SolarEdge Technologies has been affected by the pandemic but remains confident on longer term prospects. “We are pleased with the results of the first quarter and while we expect a challenging period in the near future, we are confident that the core strengths of our company in technology and institution feasibility combined with our extensive product roadmap will enable us to come out of this period even stronger.” The group is aiming to extend its leadership in inverters into new segments and geographies and introduce products to increase average spend per installation. Inverters play a key role in the renewable energy and electric car markets so placing SolarEdge at the heart of sectors likely to deliver strong growth in the future. The group is strong in residential markets and is looking to grow strongly in commercial and utility markets.
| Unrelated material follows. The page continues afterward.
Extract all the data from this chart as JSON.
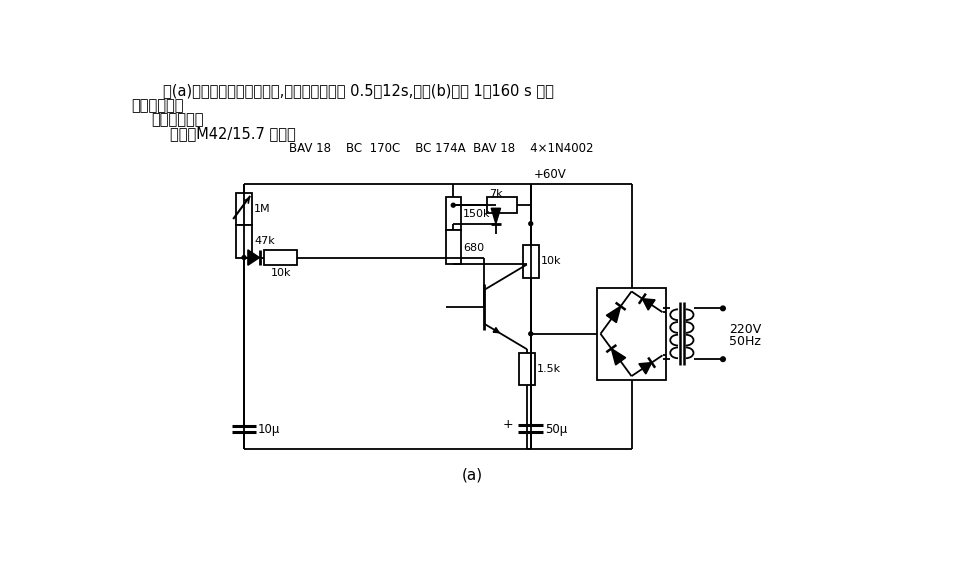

This is what one analyst said about the company. “SolarEdge makes power inverters, optimisers, and monitoring systems for solar panel arrays. The company’s products have been shown to transfer power from solar cells to the power grid or a local battery with market-leading efficiency. Revenue has grown nearly fivefold over the past five years, resulting in a compound annual growth rate of 34pc. The company is already consistently profitable, though earnings will take a hit during the COVID-19 pandemic. Solar system installations have slowed to a crawl in many parts of the world, including SolarEdge’s largest target market in North America. That hasn’t stopped the company from introducing a slew of new products in the spring, including a commercial-grade power inverter for very large solar systems and a residential inverter with support for battery packs from third-party manufacturers. This company is sowing the seeds for torrential growth once the global economy gets back on track.”

Wix.com, coincidentally another Israeli company like Solaredge Technologies, helps customers create off-the-peg web sites and has seen growth accelerate as a result of the stay-home economy. In mid-April the group reported that business was growing strongly: “Beginning in mid-March, new registered users, premium subscriptions and cohort collections across many of our geographies — initially in Europe and followed by the US — began increasing compared to prior weeks and beyond typical seasonality, and overall visits to Wix.com as well as website creation and publishing activities also began increasing. These increased levels have maintained through today.” In May the group reported Q1 results and elaborated further on what was happening. “COVID-19 has accelerated a huge shift of businesses that rely on an online presence as the anchor of their activity. As we look ahead, we are considering multiple aspects of this transformation:
Global changes in consumer dynamics shifting to online. The global rise in unemployment rates and the need of individuals to turn to the internet to find a source of income. Faster adoption of our platform (increases in new user demand) coupled with higher intent (increases in conversion of users to premium subscription purchases). The mix shift of subscription purchases to business packages, resulting in higher ARPS and higher GMV of transactions on Wix Stores and other verticals. The overall impact of these changes on our ability to invest our marketing budget faster. This change in behaviour is creating a vast tailwind for our business. Our second quarter guidance reflects this rapid acceleration. In addition, we expect the second half of 2020 may be very different from what we originally anticipated. when we provided full year 2020 guidance in February. We are obviously experiencing changes that are positive to our current state of growth. However, at this stage we have no way to estimate the longevity of these changes, what else may change or what will stay the same. We do strongly believe that we have seen a paradigm shift as the speed of businesses moving online has dramatically increased – changes that may have taken many years are now happening in months. We believe these changes will continue and business will not return to the way it was before.”

I am still betting on exciting times continuing for stock markets, especially in the US.